Music, theatre (though not much), literature and film all feature in Seasons in the Sun. So, too — and here again the title appears to have relevance — does the weather. In 1976, Britain sweltered in the driest and hottest summer on record.

This famously ended in cloudbursts that followed soon after the appointment of Denis Howell — the affable sports minister with an uncanny similarity to ‘Sunny Jim’ Callaghan — to an added position as minister for drought.

In this connection, it is interesting to note what happened a year later when — still wearing his hat as minister for water resources — he came to Oxfordshire to open the £5m Farmoor 2 reservoir.

Smiling broadly, he boasted about a special relationship with the Almighty that had brought an end to the 1976 troubles.

Reporting on the day for the Oxford Mail and Times, I observed that this relationship was clearly undergoing a strain.
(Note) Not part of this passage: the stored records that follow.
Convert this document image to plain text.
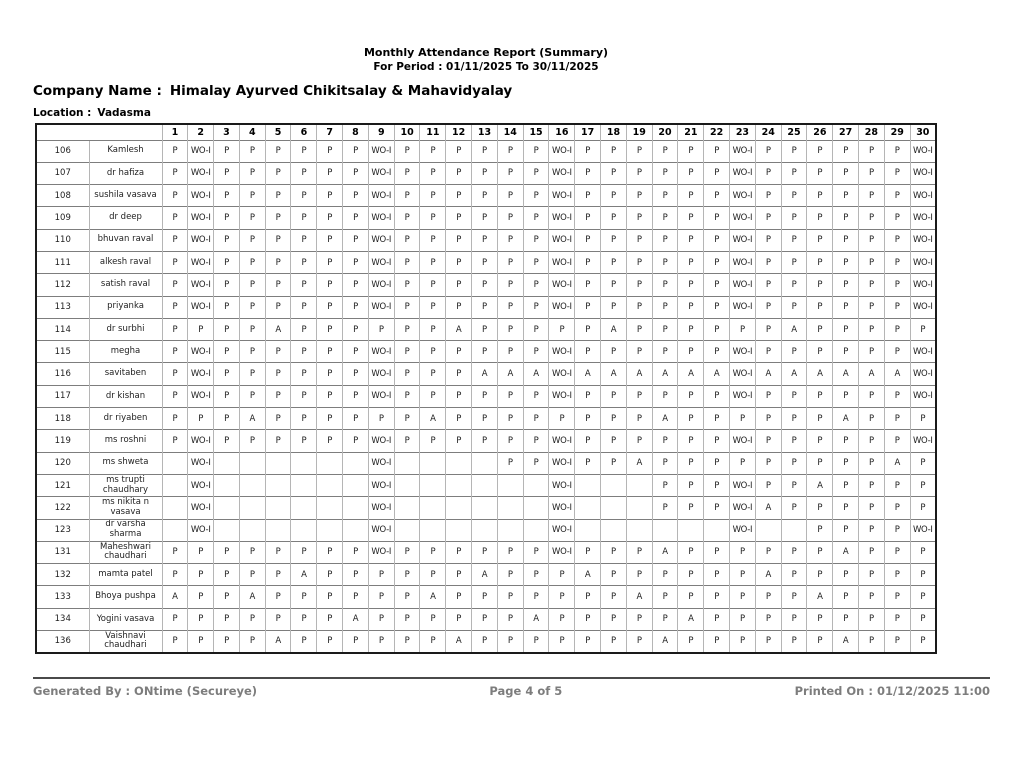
Monthly Attendance Report (Summary)
For Period : 01/11/2025 To 30/11/2025
Company Name : Himalay Ayurved Chikitsalay & Mahavidyalay
Location : Vadasma
		1	2	3	4	5	6	7	8	9	10	11	12	13	14	15	16	17	18	19	20	21	22	23	24	25	26	27	28	29	30
106	Kamlesh	P	WO-I	P	P	P	P	P	P	WO-I	P	P	P	P	P	P	WO-I	P	P	P	P	P	P	WO-I	P	P	P	P	P	P	WO-I
107	dr hafiza	P	WO-I	P	P	P	P	P	P	WO-I	P	P	P	P	P	P	WO-I	P	P	P	P	P	P	WO-I	P	P	P	P	P	P	WO-I
108	sushila vasava	P	WO-I	P	P	P	P	P	P	WO-I	P	P	P	P	P	P	WO-I	P	P	P	P	P	P	WO-I	P	P	P	P	P	P	WO-I
109	dr deep	P	WO-I	P	P	P	P	P	P	WO-I	P	P	P	P	P	P	WO-I	P	P	P	P	P	P	WO-I	P	P	P	P	P	P	WO-I
110	bhuvan raval	P	WO-I	P	P	P	P	P	P	WO-I	P	P	P	P	P	P	WO-I	P	P	P	P	P	P	WO-I	P	P	P	P	P	P	WO-I
111	alkesh raval	P	WO-I	P	P	P	P	P	P	WO-I	P	P	P	P	P	P	WO-I	P	P	P	P	P	P	WO-I	P	P	P	P	P	P	WO-I
112	satish raval	P	WO-I	P	P	P	P	P	P	WO-I	P	P	P	P	P	P	WO-I	P	P	P	P	P	P	WO-I	P	P	P	P	P	P	WO-I
113	priyanka	P	WO-I	P	P	P	P	P	P	WO-I	P	P	P	P	P	P	WO-I	P	P	P	P	P	P	WO-I	P	P	P	P	P	P	WO-I
114	dr surbhi	P	P	P	P	A	P	P	P	P	P	P	A	P	P	P	P	P	A	P	P	P	P	P	P	A	P	P	P	P	P
115	megha	P	WO-I	P	P	P	P	P	P	WO-I	P	P	P	P	P	P	WO-I	P	P	P	P	P	P	WO-I	P	P	P	P	P	P	WO-I
116	savitaben	P	WO-I	P	P	P	P	P	P	WO-I	P	P	P	A	A	A	WO-I	A	A	A	A	A	A	WO-I	A	A	A	A	A	A	WO-I
117	dr kishan	P	WO-I	P	P	P	P	P	P	WO-I	P	P	P	P	P	P	WO-I	P	P	P	P	P	P	WO-I	P	P	P	P	P	P	WO-I
118	dr riyaben	P	P	P	A	P	P	P	P	P	P	A	P	P	P	P	P	P	P	P	A	P	P	P	P	P	P	A	P	P	P
119	ms roshni	P	WO-I	P	P	P	P	P	P	WO-I	P	P	P	P	P	P	WO-I	P	P	P	P	P	P	WO-I	P	P	P	P	P	P	WO-I
120	ms shweta		WO-I							WO-I					P	P	WO-I	P	P	A	P	P	P	P	P	P	P	P	P	A	P
121	ms trupti chaudhary		WO-I							WO-I							WO-I				P	P	P	WO-I	P	P	A	P	P	P	P
122	ms nikita n vasava		WO-I							WO-I							WO-I				P	P	P	WO-I	A	P	P	P	P	P	P
123	dr varsha sharma		WO-I							WO-I							WO-I							WO-I			P	P	P	P	WO-I
131	Maheshwari chaudhari	P	P	P	P	P	P	P	P	WO-I	P	P	P	P	P	P	WO-I	P	P	P	A	P	P	P	P	P	P	A	P	P	P
132	mamta patel	P	P	P	P	P	A	P	P	P	P	P	P	A	P	P	P	A	P	P	P	P	P	P	A	P	P	P	P	P	P
133	Bhoya pushpa	A	P	P	A	P	P	P	P	P	P	A	P	P	P	P	P	P	P	A	P	P	P	P	P	P	A	P	P	P	P
134	Yogini vasava	P	P	P	P	P	P	P	A	P	P	P	P	P	P	A	P	P	P	P	P	A	P	P	P	P	P	P	P	P	P
136	Vaishnavi chaudhari	P	P	P	P	A	P	P	P	P	P	P	A	P	P	P	P	P	P	P	A	P	P	P	P	P	P	A	P	P	P
Generated By : ONtime (Secureye)	Page 4 of 5	Printed On : 01/12/2025 11:00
Freak wind began as his speech ended. I wrote: “A fierce gust blew down a giant marquee seconds before guests and water board officials were to have sat inside it for tea. Everyone ran for cover, bearing urns of tea and plates of cakes and sandwiches, which were then installed in the clubhouse of the Oxford Sailing Club.

“That, at least, was immune from the elements — but not, alas, the members themselves. They were forced to abandon a yacht race, started by a pistol shot from Mr Howell, when strong wind caused most of the boats to capsize.”

In closing, I must tell you that Seasons in the Sun is hugely recommended. Adding to its appeal, perhaps, is that he is a ‘local lad’, living in Chipping Norton. His mini-biography on the dust jacket notes cheekily, however: “Sad to say [he] has never been invited to join the infamous phone-hacking set.”